To that end, Metrograph bears the care and personal touch of a finely tailored piece of clothing. New seats (extremely comfortable ones) are fashioned out of reclaimed wood from the old Domino Sugar Refinery in Williamsburg, Brooklyn. The facility boasts a film-specific bookstore offering new titles as well as rare out-of-print classics. The main-level candy store sells imported chocolates from around the world. Upstairs, a full-service restaurant, the Commissary (featuring a menu inspired by Hollywood’s old-time studio cafeterias), serves breakfast, lunch, dinner and a late-night menu. There will be two bars.

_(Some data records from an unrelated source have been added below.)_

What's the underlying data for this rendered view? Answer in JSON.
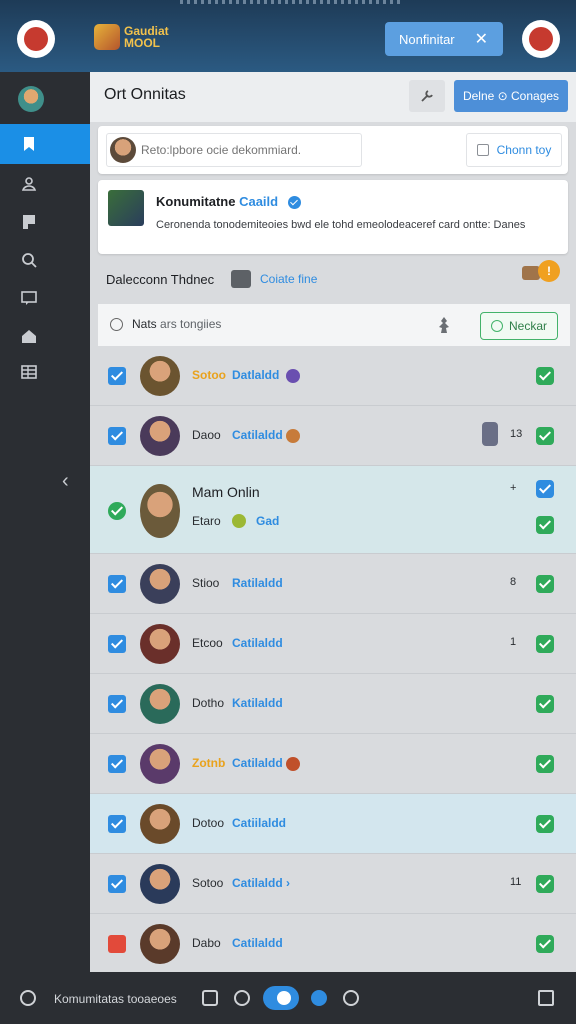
{
  "topbar": {
    "logo_line1": "Gaudiat",
    "logo_line2": "MOOL",
    "notif_label": "Nonfinitar",
    "close_glyph": "✕"
  },
  "header": {
    "title": "Ort Onnitas",
    "primary_label": "Delne ⊙ Conages"
  },
  "search": {
    "placeholder": "Reto:lpbore ocie dekommiard.",
    "right_label": "Chonn toy"
  },
  "info": {
    "title": "Konumitatne",
    "title_accent": "Caaild",
    "desc": "Ceronenda tonodemiteoies bwd ele tohd emeolodeaceref card ontte: Danes"
  },
  "section": {
    "title": "Dalecconn Thdnec",
    "link": "Coiate fine"
  },
  "filter": {
    "label": "Nats",
    "label_muted": "ars tongiies",
    "button": "Neckar"
  },
  "rows": [
    {
      "name": "Sotoo",
      "link": "Datlaldd",
      "gold": true,
      "count": "",
      "dot": "#6a4fb0",
      "av": "#6b5430",
      "chk": "blue"
    },
    {
      "name": "Daoo",
      "link": "Catilaldd",
      "gold": false,
      "count": "13",
      "dot": "#c77b3a",
      "av": "#4a3a5a",
      "chk": "blue"
    },
    {
      "title": "Mam Onlin",
      "name": "Etaro",
      "link": "Gad",
      "count": "+",
      "dot": "#9cb834",
      "av": "#6b5a3a",
      "chk": "green"
    },
    {
      "name": "Stioo",
      "link": "Ratilaldd",
      "gold": false,
      "count": "8",
      "dot": "",
      "av": "#3a3f5a",
      "chk": "blue"
    },
    {
      "name": "Etcoo",
      "link": "Catilaldd",
      "gold": false,
      "count": "1",
      "dot": "",
      "av": "#6a2f2a",
      "chk": "blue"
    },
    {
      "name": "Dotho",
      "link": "Katilaldd",
      "gold": false,
      "count": "",
      "dot": "",
      "av": "#2a6a5a",
      "chk": "blue"
    },
    {
      "name": "Zotnb",
      "link": "Catilaldd",
      "gold": true,
      "count": "",
      "dot": "#c0502a",
      "av": "#5a3a6a",
      "chk": "blue"
    },
    {
      "name": "Dotoo",
      "link": "Catiilaldd",
      "gold": false,
      "count": "",
      "dot": "",
      "av": "#6a4a2a",
      "chk": "blue"
    },
    {
      "name": "Sotoo",
      "link": "Catilaldd ›",
      "gold": false,
      "count": "11",
      "dot": "",
      "av": "#2a3a5a",
      "chk": "blue"
    },
    {
      "name": "Dabo",
      "link": "Catilaldd",
      "gold": false,
      "count": "",
      "dot": "",
      "av": "#5a3a2a",
      "chk": "red"
    }
  ],
  "bottombar": {
    "text": "Komumitatas tooaeoes"
  },
  "colors": {
    "accent": "#2f8ce0",
    "success": "#2faa5a",
    "warning": "#f0a020",
    "gold": "#e9a21c"
  }
}
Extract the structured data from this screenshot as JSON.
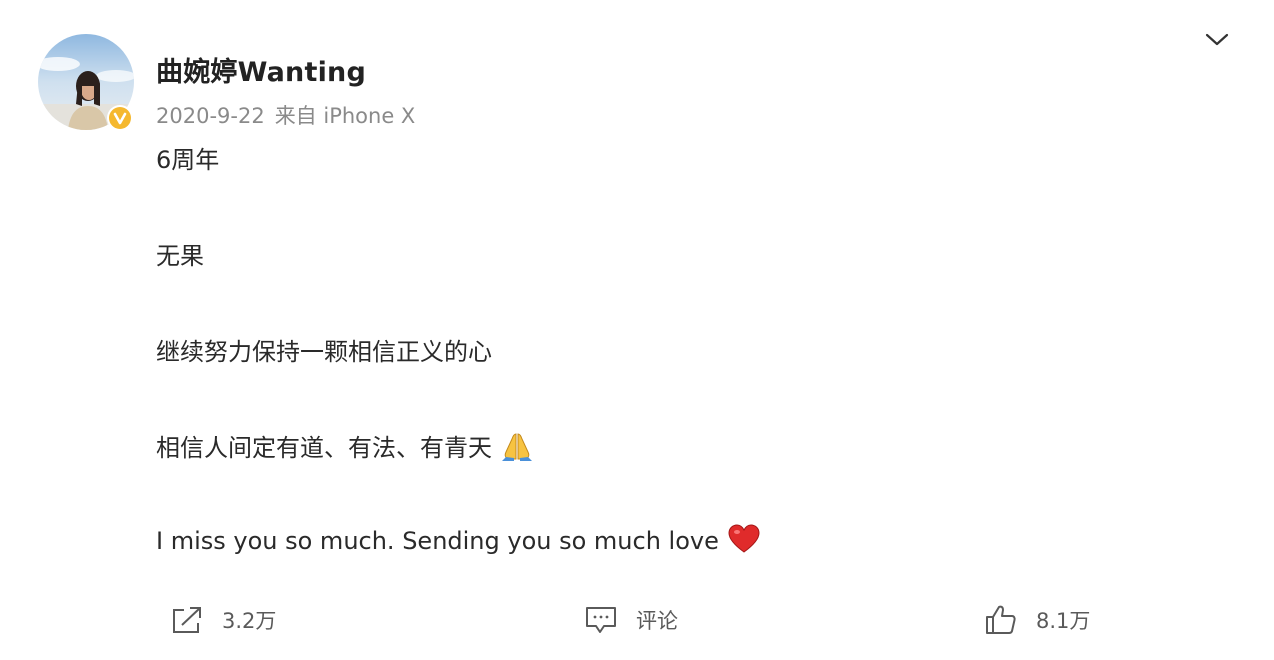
{
  "post": {
    "author": {
      "name": "曲婉婷Wanting",
      "verified": true,
      "verified_color": "#f5b82e"
    },
    "meta": {
      "date": "2020-9-22",
      "source": "来自 iPhone X"
    },
    "content": {
      "line1": "6周年",
      "line2": "无果",
      "line3": "继续努力保持一颗相信正义的心",
      "line4": "相信人间定有道、有法、有青天",
      "line4_emoji": "folded-hands",
      "line5": "I miss you so much. Sending you so much love",
      "line5_emoji": "red-heart"
    },
    "actions": {
      "repost": {
        "icon": "share-icon",
        "count": "3.2万"
      },
      "comment": {
        "icon": "comment-icon",
        "label": "评论"
      },
      "like": {
        "icon": "thumbs-up-icon",
        "count": "8.1万"
      }
    }
  }
}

But the real meal here is surely movies, curated and presented with the same attention to detail that a master chef brings when picking fresh herbs for the day. “You only get one chance to open a cinema, right?” says Jacob Perlin, Metrograph’s artistic director and formerly a programmer at BAMcinématek and the Film Society of Lincoln Center. “Anyone who comes here at the beginning, we want them to leave saying, ‘I just saw a great fucking movie.’ ” In the first few weeks, those offerings include a series devoted to films that have scenes shot in theaters—Film 101 essentials like Taxi Driver and The Purple Rose of Cairo—as well as a worthy retrospective of the work of iconoclastic French director Jean Eustache.

“We thought that maybe the audience wouldn’t mind us throwing them a curve ball,” says Head of Programming Aliza Ma. “For Jake and I, Eustache is such a holy grail—so rare. So we’re asking people to trust us to sit through The Mother and the Whore. That’s how we want to define our full range of interest.”

Olch, Perlin and Ma have an easy rapport—they’re all serious movie geeks who, it seems, could happily spend the afternoon talking to me about Manhattan’s legendary celluloid palaces. For every hint about an upcoming title they’re showing (Howard Hawks’s 1962 safari conversation piece Hatari!), they strive to articulate a deeper connection to moviegoing. “There’s something magical that goes along with it,” offers Perlin. “The carpet, the walls, everything. Anyone who’s super into cinema had to fall in love with that as much as the films: the ritual. That’s the marriage we’re working on.”

Metrograph (7 Ludlow St; metrograph.com) opens Friday, March 4.